Garbe: the worst is over for European logistics markets
The worst is over for the logistics sector, delegates heard at Real Asset Media’s European Logistics Property Markets: Has the Investment Market Bottomed Out? briefing, organised in collaboration with Garbe, which took place online yesterday.
“Looking ahead I am positive,” said Tobias Kassner, head of research, member of the executive board, Garbe Industrial Real Estate. “Many European markets have bottomed out. The pace of recovery is still slow but it is picking up.”
Logistics investment volumes dropped by 51% in 2023, less than offices but still a significant fall. However, the decline was nowhere near as dramatic as after the GFC, and transaction volumes have fallen back to their long-term average.
“What is important is that logistics now has a bigger share of investors’ portfolios, and that interest continues,” said Kassner. The average share for logistics is 21% in the Eurozone but it goes as high as 25% in some countries, so it has more than doubled in the last ten years.
The macro-economic backdrop will determine the timing of the pick-up in transactions. On the positive side, the fight against inflation is proving increasingly successful. Producer prices are a harbinger of inflationary trends, as they are falling faster than consumer prices.
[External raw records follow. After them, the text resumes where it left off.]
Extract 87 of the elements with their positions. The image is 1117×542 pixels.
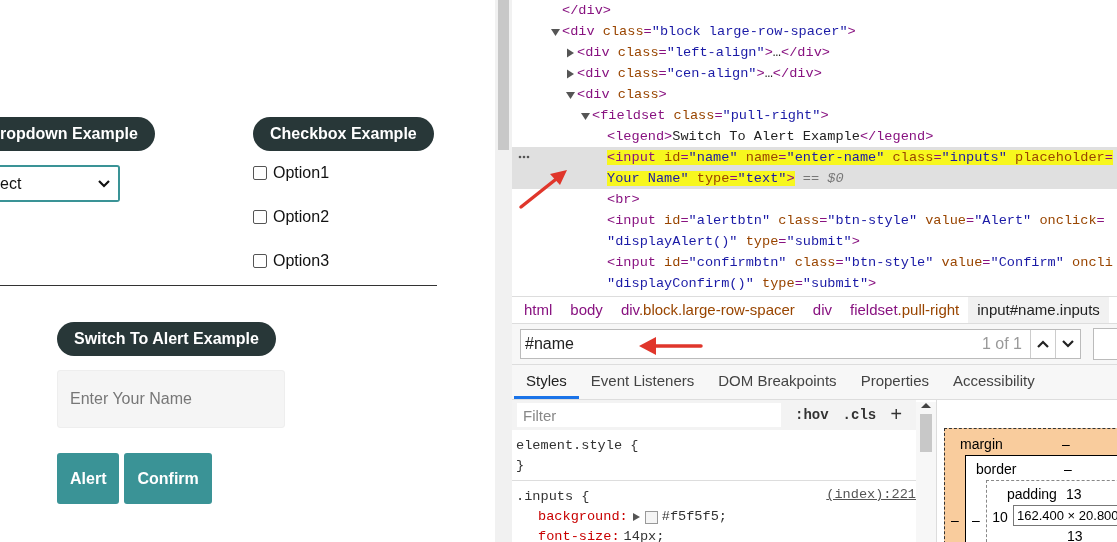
- scrollbar[interactable]: [916, 402, 936, 542]
- box-value: –: [950, 512, 960, 528]
- checkbox[interactable]: [253, 210, 267, 224]
- dom-node-row[interactable]: <div class>: [512, 84, 1117, 105]
- box-value: 13: [1066, 486, 1082, 502]
- scroll-thumb[interactable]: [920, 414, 932, 452]
- code-line: <legend>Switch To Alert Example</legend>: [607, 129, 934, 144]
- caret-down-icon[interactable]: [565, 89, 577, 100]
- breadcrumb[interactable]: body: [561, 297, 612, 323]
- more-icon[interactable]: [518, 155, 530, 159]
- box-label: border: [975, 461, 1018, 477]
- dom-node-row[interactable]: <fieldset class="pull-right">: [512, 105, 1117, 126]
- caret-down-icon[interactable]: [580, 110, 592, 121]
- checkbox-label: Option3: [273, 252, 330, 270]
- code-line: <div class>: [577, 87, 667, 102]
- code-line: <br>: [607, 192, 640, 207]
- code-line: <div class="block large-row-spacer">: [562, 24, 856, 39]
- dom-node-row[interactable]: <input id="confirmbtn" class="btn-style" value="Confirm" oncli "displayConfirm()" type="submit">: [512, 252, 1117, 294]
- scrollbar[interactable]: [495, 0, 512, 542]
- box-value: –: [971, 512, 981, 528]
- css-brace: }: [516, 457, 526, 475]
- color-swatch[interactable]: [644, 510, 658, 524]
- code-line: <input id="alertbtn" class="btn-style" value="Alert" onclick=: [607, 213, 1105, 228]
- chevron-down-icon: [1062, 340, 1074, 348]
- chevron-down-icon: [98, 179, 110, 188]
- css-selector: element.style {: [516, 437, 639, 455]
- code-line: <div class="left-align">…</div>: [577, 45, 830, 60]
- dom-node-row[interactable]: <div class="block large-row-spacer">: [512, 21, 1117, 42]
- code-line: "displayConfirm()" type="submit">: [607, 276, 877, 291]
- breadcrumb[interactable]: fieldset.pull-right: [841, 297, 969, 323]
- panel-tab[interactable]: DOM Breakpoints: [706, 365, 849, 399]
- breadcrumb[interactable]: div: [803, 297, 841, 323]
- checkbox-label: Option1: [273, 164, 330, 182]
- class-toggle[interactable]: .cls: [842, 407, 877, 423]
- annotation-arrow: [638, 335, 704, 357]
- section-legend: ropdown Example: [0, 117, 155, 151]
- hover-state-toggle[interactable]: :hov: [795, 407, 829, 423]
- dom-node-row[interactable]: <input id="alertbtn" class="btn-style" value="Alert" onclick= "displayAlert()" type="submit">: [512, 210, 1117, 252]
- breadcrumb[interactable]: div.block.large-row-spacer: [611, 297, 804, 323]
- css-value: 14px;: [623, 528, 665, 542]
- dom-node-row[interactable]: <legend>Switch To Alert Example</legend>: [512, 126, 1117, 147]
- caret-down-icon[interactable]: [550, 26, 562, 37]
- panel-tab[interactable]: Accessibility: [941, 365, 1047, 399]
- chevron-up-icon: [1037, 340, 1049, 348]
- checkbox[interactable]: [253, 166, 267, 180]
- box-value: 13: [1066, 527, 1084, 542]
- scroll-up-icon[interactable]: [921, 402, 931, 408]
- code-line: <fieldset class="pull-right">: [592, 108, 829, 123]
- action-button[interactable]: Alert: [57, 453, 120, 504]
- section-legend: Checkbox Example: [253, 117, 434, 151]
- dom-node-row[interactable]: <input id="name" name="enter-name" class="inputs" placeholder= Your Name" type="text"> == $0: [512, 147, 1117, 189]
- section-legend: Switch To Alert Example: [57, 322, 276, 356]
- code-line: <input id="name" name="enter-name" class="inputs" placeholder=: [607, 150, 1113, 165]
- css-value: #f5f5f5;: [661, 508, 727, 526]
- box-value: –: [1064, 461, 1072, 477]
- box-label: padding: [1006, 486, 1058, 502]
- breadcrumb[interactable]: input#name.inputs: [968, 297, 1109, 323]
- css-property: font-size:: [538, 528, 620, 542]
- box-value: 10: [991, 509, 1009, 525]
- panel-tab[interactable]: Event Listeners: [578, 365, 707, 399]
- code-line: "displayAlert()" type="submit">: [607, 234, 860, 249]
- code-line: <input id="confirmbtn" class="btn-style" value="Confirm" oncli: [607, 255, 1113, 270]
- checkbox-label: Option2: [273, 208, 330, 226]
- box-value: –: [1062, 436, 1070, 452]
- dom-node-row[interactable]: <div class="left-align">…</div>: [512, 42, 1117, 63]
- code-line: </div>: [562, 3, 611, 18]
- name-input-field[interactable]: Enter Your Name: [57, 370, 285, 428]
- filter-field[interactable]: Filter: [517, 403, 781, 427]
- scroll-thumb[interactable]: [498, 0, 509, 150]
- match-count: 1 of 1: [981, 335, 1022, 353]
- css-selector: .inputs {: [516, 488, 590, 506]
- search-field[interactable]: #name 1 of 1: [520, 329, 1081, 359]
- code-line: <div class="cen-align">…</div>: [577, 66, 822, 81]
- box-label: margin: [959, 436, 1004, 452]
- checkbox[interactable]: [253, 254, 267, 268]
- panel-tab[interactable]: Properties: [848, 365, 941, 399]
- code-line: Your Name" type="text"> == $0: [607, 171, 844, 186]
- css-property: background:: [538, 508, 628, 526]
- action-button[interactable]: Confirm: [124, 453, 212, 504]
- new-rule-button[interactable]: +: [890, 403, 903, 427]
- expand-triangle-icon[interactable]: [631, 512, 641, 522]
- breadcrumb[interactable]: html: [512, 297, 562, 323]
- dom-node-row[interactable]: </div>: [512, 0, 1117, 21]
- source-link[interactable]: (index):221: [826, 487, 916, 507]
- dom-node-row[interactable]: <div class="cen-align">…</div>: [512, 63, 1117, 84]
- dom-node-row[interactable]: <br>: [512, 189, 1117, 210]
- dropdown[interactable]: ect: [0, 165, 120, 202]
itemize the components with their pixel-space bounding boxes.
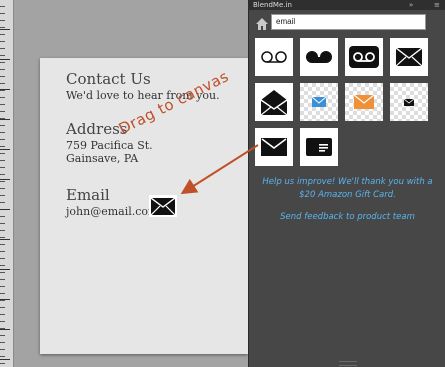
panel-menu-icon[interactable]: ≡ [434,0,440,10]
panel-titlebar: BlendMe.in » ≡ [249,0,445,10]
design-canvas[interactable]: Contact Us We'd love to hear from you. A… [0,0,248,367]
email-heading: Email [66,186,110,204]
envelope-filled-icon[interactable] [390,38,428,76]
envelope-open-icon[interactable] [255,83,293,121]
voicemail-boxed-icon[interactable] [345,38,383,76]
address-line-1: 759 Pacifica St. [66,139,153,152]
search-input[interactable]: email [271,14,426,30]
email-value: john@email.com [66,205,159,218]
address-line-2: Gainsave, PA [66,152,139,165]
home-icon[interactable] [255,16,269,30]
voicemail-outline-icon[interactable] [255,38,293,76]
promo-line-2: $20 Amazon Gift Card. [299,190,396,200]
envelope-small-icon[interactable] [390,83,428,121]
collapse-icon[interactable]: » [409,0,413,10]
promo-line-1: Help us improve! We'll thank you with a [262,177,433,187]
contact-heading: Contact Us [66,70,151,88]
artboard[interactable]: Contact Us We'd love to hear from you. A… [40,58,248,354]
feedback-link[interactable]: Send feedback to product team [249,212,445,222]
voicemail-filled-icon[interactable] [300,38,338,76]
panel-title: BlendMe.in [253,1,292,9]
panel-resize-grip[interactable] [339,361,357,366]
blendme-panel: BlendMe.in » ≡ email Help us improve! We… [248,0,445,367]
placed-envelope-icon[interactable] [149,195,177,217]
envelope-blue-icon[interactable] [300,83,338,121]
card-icon[interactable] [300,128,338,166]
envelope-outline-icon[interactable] [255,128,293,166]
vertical-ruler-major-ticks [0,0,13,367]
envelope-orange-icon[interactable] [345,83,383,121]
But the expectation that interest rates would fall quickly might have been too optimistic. “There were hopes that the ECB would intervene in Q1, but now it looks like it will happen in the second half of the year,” said Kassner.
Prime yields are back at 2018/19 levels and decompression dynamics are decreasing, especially in the top German markets.
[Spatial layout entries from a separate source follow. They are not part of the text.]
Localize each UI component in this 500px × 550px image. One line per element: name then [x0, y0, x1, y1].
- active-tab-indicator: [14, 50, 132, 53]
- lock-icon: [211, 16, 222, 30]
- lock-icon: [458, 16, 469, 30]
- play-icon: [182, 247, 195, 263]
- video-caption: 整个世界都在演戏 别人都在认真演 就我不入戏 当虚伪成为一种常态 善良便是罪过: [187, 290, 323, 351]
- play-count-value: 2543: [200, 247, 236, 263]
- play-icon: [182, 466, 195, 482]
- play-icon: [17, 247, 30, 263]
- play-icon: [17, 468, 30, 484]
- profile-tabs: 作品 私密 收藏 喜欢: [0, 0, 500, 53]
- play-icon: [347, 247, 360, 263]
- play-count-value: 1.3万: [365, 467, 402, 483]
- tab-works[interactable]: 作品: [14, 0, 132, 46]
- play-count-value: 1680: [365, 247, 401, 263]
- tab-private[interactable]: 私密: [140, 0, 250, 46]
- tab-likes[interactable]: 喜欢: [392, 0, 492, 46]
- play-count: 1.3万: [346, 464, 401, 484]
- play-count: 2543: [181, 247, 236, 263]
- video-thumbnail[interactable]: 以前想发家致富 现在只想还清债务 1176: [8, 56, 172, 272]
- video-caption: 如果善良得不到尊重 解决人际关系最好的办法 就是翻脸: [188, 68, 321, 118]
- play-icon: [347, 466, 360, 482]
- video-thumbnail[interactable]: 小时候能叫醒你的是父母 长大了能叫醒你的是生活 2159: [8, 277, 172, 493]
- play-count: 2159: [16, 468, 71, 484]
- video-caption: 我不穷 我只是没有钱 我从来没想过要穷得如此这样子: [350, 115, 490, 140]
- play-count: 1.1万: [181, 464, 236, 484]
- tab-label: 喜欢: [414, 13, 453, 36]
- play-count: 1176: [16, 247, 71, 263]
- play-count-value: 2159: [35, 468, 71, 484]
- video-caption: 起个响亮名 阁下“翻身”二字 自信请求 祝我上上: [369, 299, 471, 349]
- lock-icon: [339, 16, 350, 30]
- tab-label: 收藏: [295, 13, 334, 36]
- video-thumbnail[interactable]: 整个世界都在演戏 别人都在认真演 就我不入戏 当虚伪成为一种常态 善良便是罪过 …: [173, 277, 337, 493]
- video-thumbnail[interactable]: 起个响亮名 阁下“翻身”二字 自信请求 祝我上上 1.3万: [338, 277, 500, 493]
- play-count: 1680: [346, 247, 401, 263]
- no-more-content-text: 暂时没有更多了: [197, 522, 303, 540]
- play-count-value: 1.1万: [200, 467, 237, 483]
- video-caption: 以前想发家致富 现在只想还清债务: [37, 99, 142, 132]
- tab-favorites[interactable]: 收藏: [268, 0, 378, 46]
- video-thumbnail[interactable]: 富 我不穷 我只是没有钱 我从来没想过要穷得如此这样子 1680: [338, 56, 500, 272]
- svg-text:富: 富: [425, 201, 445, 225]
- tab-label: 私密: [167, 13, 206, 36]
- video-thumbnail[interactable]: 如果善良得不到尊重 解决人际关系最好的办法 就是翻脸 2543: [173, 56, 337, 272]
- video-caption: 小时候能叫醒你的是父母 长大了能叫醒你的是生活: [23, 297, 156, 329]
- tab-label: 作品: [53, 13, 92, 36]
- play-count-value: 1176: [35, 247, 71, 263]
Half of the market players (52%) questioned for Garbe’s 2024 survey said they expect constant returns, up from 34% in the 2023 survey. This year 23% of respondents believe yields will fall (down from 30% last year), and an equal percentage (23%) is convinced they will rise (down from 26%).
“The expectation is that the situation will be more stable this year, as the next investment cycle is about to start,” said Kassner.
Take-up declined by 29% in 2023 but it is stabilising at pre-pandemic levels. “There are two main reasons for this: one is that in many submarkets vacancy rates are so low that there is no space to rent,” said Kassner. “The other reason is that some tenants are experiencing difficulties because of the recession and the impact of geopolitical tensions, so they are being very cautious.”
Rental growth has been the wind in the sails of the logistics sector: prime rents have increased by 36% on average in the last five years. But the rental growth momentum has slowed down in H2 2023, declining from +6.5% in Q3 to +3.1% in Q4.
The survey shows that fewer respondents (45%) believe rents will continue to rise, compared to 61% last year, while 38% think they will remain constant, up from 26% last year.
“The expectation is of moderate rental increases in the next few years, at a lower pace than in the past,” said Kassner. “It will pick up again from 2026 onwards, because e-commerce still has the potential to grow and companies will expand their footprint as the economy recovers.”